Dozier and Town Manager Drew Havens said the proposed policy is nearly identical to one unanimously adopted by Cary’s council about a month ago: Six weeks of paid time off for new parents, including adoptive or foster parents. Cary is the first Wake County municipality to adopt a paid parental leave policy, though Wake County government has one in place.
Apex’s proposal would extend that time to eight weeks in the case of birth complications or birth by caesarean section.
But council member Gene Schulze questioned whether the benefit is necessary or appropriate for a town government to provide. Others, such as Councilwoman Denise Wilkie, appeared to favor paid parental leave in concept but wanted more specifics about the policy’s potential cost to the taxpayers and town employees responsible for taking on an absent parent’s work.
Dozier was the only council member to call for the policy’s immediate adoption Tuesday. Representatives from the North Carolina chapter of the national nonprofit MomsRising also spoke in favor of adoption.
The council majority’s desire to subject the policy to additional scrutiny is also in line with how Cary’s policy was adopted. Cary’s human resources staff spent about six months preparing data and briefings that ultimately convinced skeptical council members that a paid leave policy would be a good business decision for the town.
Both Dozier and Eleanor Green, Apex’s director of human resources, made that argument as well. Within the past six months, Wake and Durham counties have begun offering paid parental leave to their employees. As the benefit becomes the norm among local governments and private companies, Green and Dozier said, Apex could find itself at a competitive disadvantage in the hiring market.
But Schulze and Councilman Wesley Moyer said they weren’t convinced that paid leave is necessary in addition to the vacation and sick leave employees are already afforded.
“I don’t think we’re at a competitive disadvantage,” Moyer said. “I think we have some of the best staff around, and I don’t know if giving this rich of a benefit right away is the correct step. Maybe we take baby steps to get this in place.”
Just like Cary’s policy, a parent’s gender would not affect the amount of paid leave he or she would be eligible to receive.

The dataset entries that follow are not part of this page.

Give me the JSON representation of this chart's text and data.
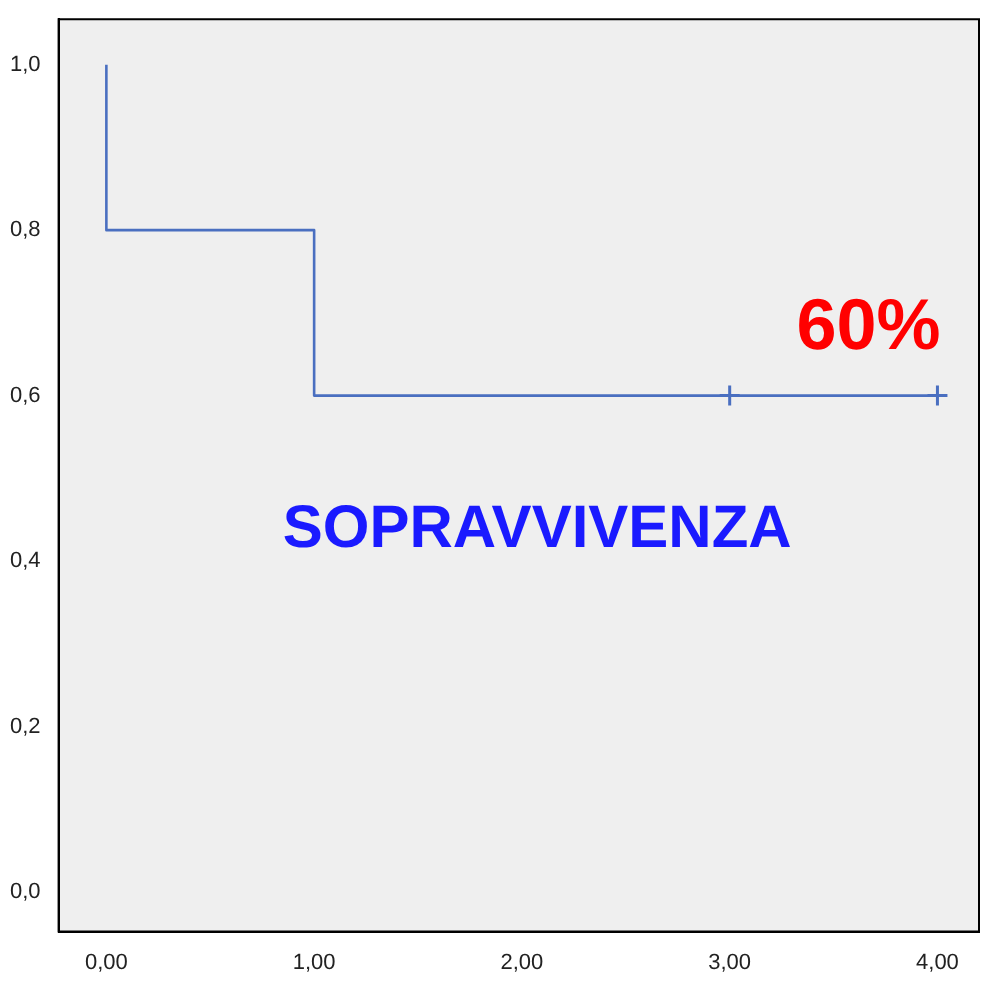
{
  "chart_data": {
    "type": "step",
    "xlim": [
      -0.23,
      4.2
    ],
    "ylim": [
      -0.048,
      1.055
    ],
    "xticks": [
      {
        "value": 0,
        "label": "0,00"
      },
      {
        "value": 1,
        "label": "1,00"
      },
      {
        "value": 2,
        "label": "2,00"
      },
      {
        "value": 3,
        "label": "3,00"
      },
      {
        "value": 4,
        "label": "4,00"
      }
    ],
    "yticks": [
      {
        "value": 0,
        "label": "0,0"
      },
      {
        "value": 0.2,
        "label": "0,2"
      },
      {
        "value": 0.4,
        "label": "0,4"
      },
      {
        "value": 0.6,
        "label": "0,6"
      },
      {
        "value": 0.8,
        "label": "0,8"
      },
      {
        "value": 1,
        "label": "1,0"
      }
    ],
    "series": [
      {
        "color": "#4a6fc0",
        "x": [
          0,
          1,
          2,
          4
        ],
        "values": [
          1,
          0.8,
          0.6,
          0.6
        ],
        "marker": "none"
      },
      {
        "type": "scatter",
        "color": "#4a6fc0",
        "x": [
          3,
          4
        ],
        "values": [
          0.6,
          0.6
        ],
        "marker": "cross"
      }
    ],
    "annotations": [
      "60%",
      "SOPRAVVIVENZA"
    ],
    "grid": false,
    "legend": false
  }
}
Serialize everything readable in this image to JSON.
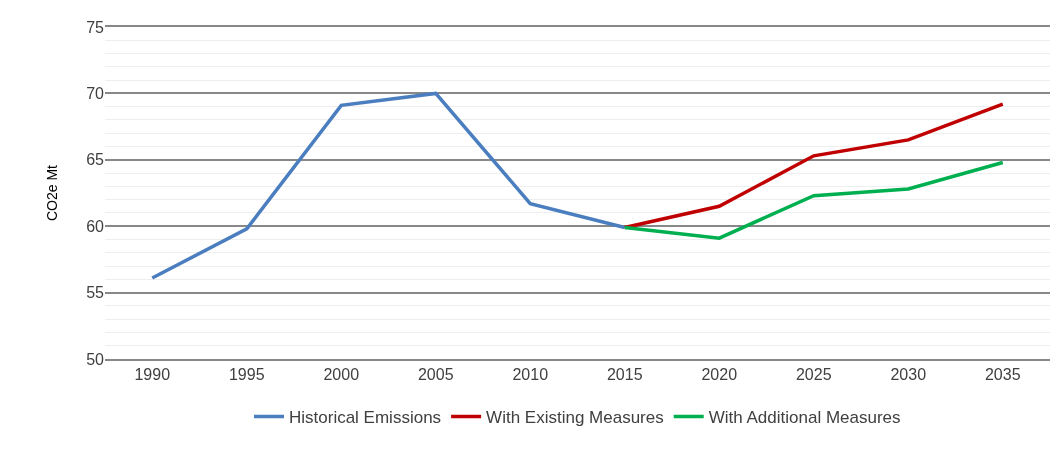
{
  "chart_data": {
    "type": "line",
    "ylabel": "CO2e Mt",
    "categories": [
      "1990",
      "1995",
      "2000",
      "2005",
      "2010",
      "2015",
      "2020",
      "2025",
      "2030",
      "2035"
    ],
    "series": [
      {
        "name": "Historical Emissions",
        "color": "#4a7ebf",
        "values": [
          56.1,
          59.8,
          69.1,
          70.0,
          61.7,
          59.9,
          null,
          null,
          null,
          null
        ]
      },
      {
        "name": "With Existing Measures",
        "color": "#c00000",
        "values": [
          null,
          null,
          null,
          null,
          null,
          59.9,
          61.5,
          65.3,
          66.5,
          69.2
        ]
      },
      {
        "name": "With Additional Measures",
        "color": "#00b050",
        "values": [
          null,
          null,
          null,
          null,
          null,
          59.9,
          59.1,
          62.3,
          62.8,
          64.8
        ]
      }
    ],
    "ylim": [
      50,
      75
    ],
    "yticks": [
      50,
      55,
      60,
      65,
      70,
      75
    ],
    "grid": "y",
    "legend": "bottom",
    "marker": "none",
    "line_style": "solid"
  }
}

Councilman Bill Jensen said he would like to consider giving more paid leave to women than to men. He also questioned the policy’s inclusion of new parents of adopted or foster children.
Green said paid leave allows parents time to bond with their children and provides financial stability to families during a time when expenses often sharply increase. New parents often have taken the equivalent of six weeks off without a paid leave policy, Green said, combining sick leave, vacation days and unpaid time off after a child’s birth.
“One struggle that parents have is they use all their leave during childbirth,” Green said. “Meaning they struggle to be out of work when the child is sick.”
In response to council members’ questions about the program’s cost, Green said they would be difficult to quantify. The number of employees who use the program, for instance, would vary from year to year. And because a full salary is budgeted for each employee every year, there are few direct costs associated with paid parental leave.
Most of the program’s cost impact would be indirect, Green said, in the form of an increased workload for a new parent’s coworkers and a potential decline in the department’s productivity.
“Even though the cost is negligible, it’s still a cost,” Schulze said. “We go into budget season every year with so many needs, and every little bit makes a difference. Up until now, I haven’t seen people calling out for this. I’ve talked to employees with other towns who would kill to be an employee with the Town of Apex. To me, it’s not a problem we have right now.”